Jak ktoś już chce sejmować, senatorować czy zarządzać tzw. państwem, to niech zabiega o to państwo wraz z jego całą zawartością obywatelską. A nie tylko o klikę zwaną partią. Bo w ten sposób instytucja zwana państwem, zaczyna powoli stawać się największą iluzją i złudzeniem, pośród tych jakie miały miejsce w historii ludzkości. I nie chodzi tutaj o pretensje, żale, czy zarzuty skierowane do członków i członkiń PiS, PO, czy SLD. Bo tak naprawdę nie jest istotne to, co robi klan urwisów Tuska, czy trzódka św. Jarosława Kaczyńskiego, ani to, co robią chłopcy z ferajny Millera. Oni se mogą chodzić na głowach. Najważniejsze jest to, żeby obywatele mieli coś konkretnego z ich obecności na Wiejskiej. Ważne, żeby promować pozytywy - bez względu na to spod jakiej chorągiewki partyjnej pochodzą. Bo jak na razie tzw. lojalność partyjna, to po prostu getto, w którym na siłę walczy się o dobro partii, a nie państwa. Lojalkę można było podpisać za czasów Hitlera. Ale czy jest to godny wzór do naśladowania przez polskie partie? Wygląda na to, że tak. Lojalność partyjna ustanowiona jest przede wszystkim dla dobra partii i ich pomysłów - jakie by one nie były głupie czy mściwe. A nie dla dobra kraju i obywateli. Bo w końcu kraj, to obywatele. Obywatele. Nie partia - jak w zakichanej komunie bolszewickiej. Ale czy... właśnie. Czy jakaś partia w Polsce zainteresowana jest bardziej obywatelami czy sobą? Czy obywatele to tylko przedmiot przetargowy w wyborach, pyskówkach politycznych, czy może przedmiot traktowany jako argument przeciwko innej partii? Patrzcie do czego to doszło w XXI wieku. Prochy Orwella tarzają się ze śmiechu wzbudzając ulotny tuman. Oto Polska, w której spod koryta na Wiejskiej polityczna trzoda chlewna uchwala i wymyśla prawa i obowiązki dla ludzi. Temat godny scenariusza dla Georga Lucasa, Spielberga, albo Herzoga. A może i Ridleya Scotta. Coś pięknego.
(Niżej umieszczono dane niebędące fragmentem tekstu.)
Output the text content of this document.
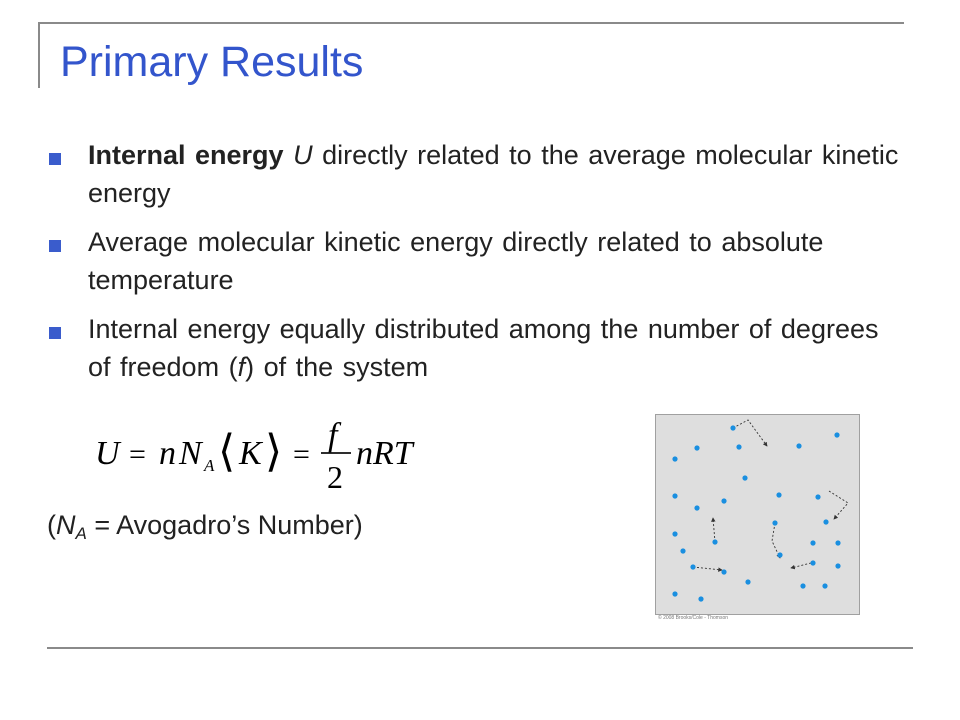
Primary Results
Internal energy U directly related to the average molecular kinetic energy
Average molecular kinetic energy directly related to absolute temperature
Internal energy equally distributed among the number of degrees of freedom (f) of the system
U = n N A ⟨ K ⟩ =
f
2
nRT
($N_A$ = Avogadro’s Number)
© 2008 Brooks/Cole - Thomson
Osobiście optowałbym za powołaniem tworu równie sztucznego jak partia. Otóż - antypartię. Wtedy połączenie jednego z drugim spowodowałoby redukcję do zera. Tak jak połączenie plusa z minusem. I byłby spokój. A wtedy na Wiejskiej, jak już nie byłoby tam politycznej trzody chlewnej, można byłoby rozpocząć hodowlę np. wołu (niekoniecznie w garniturach i z teką). I w końcu byłby z tego miejsca jakiś pożytek. Dla obywateli.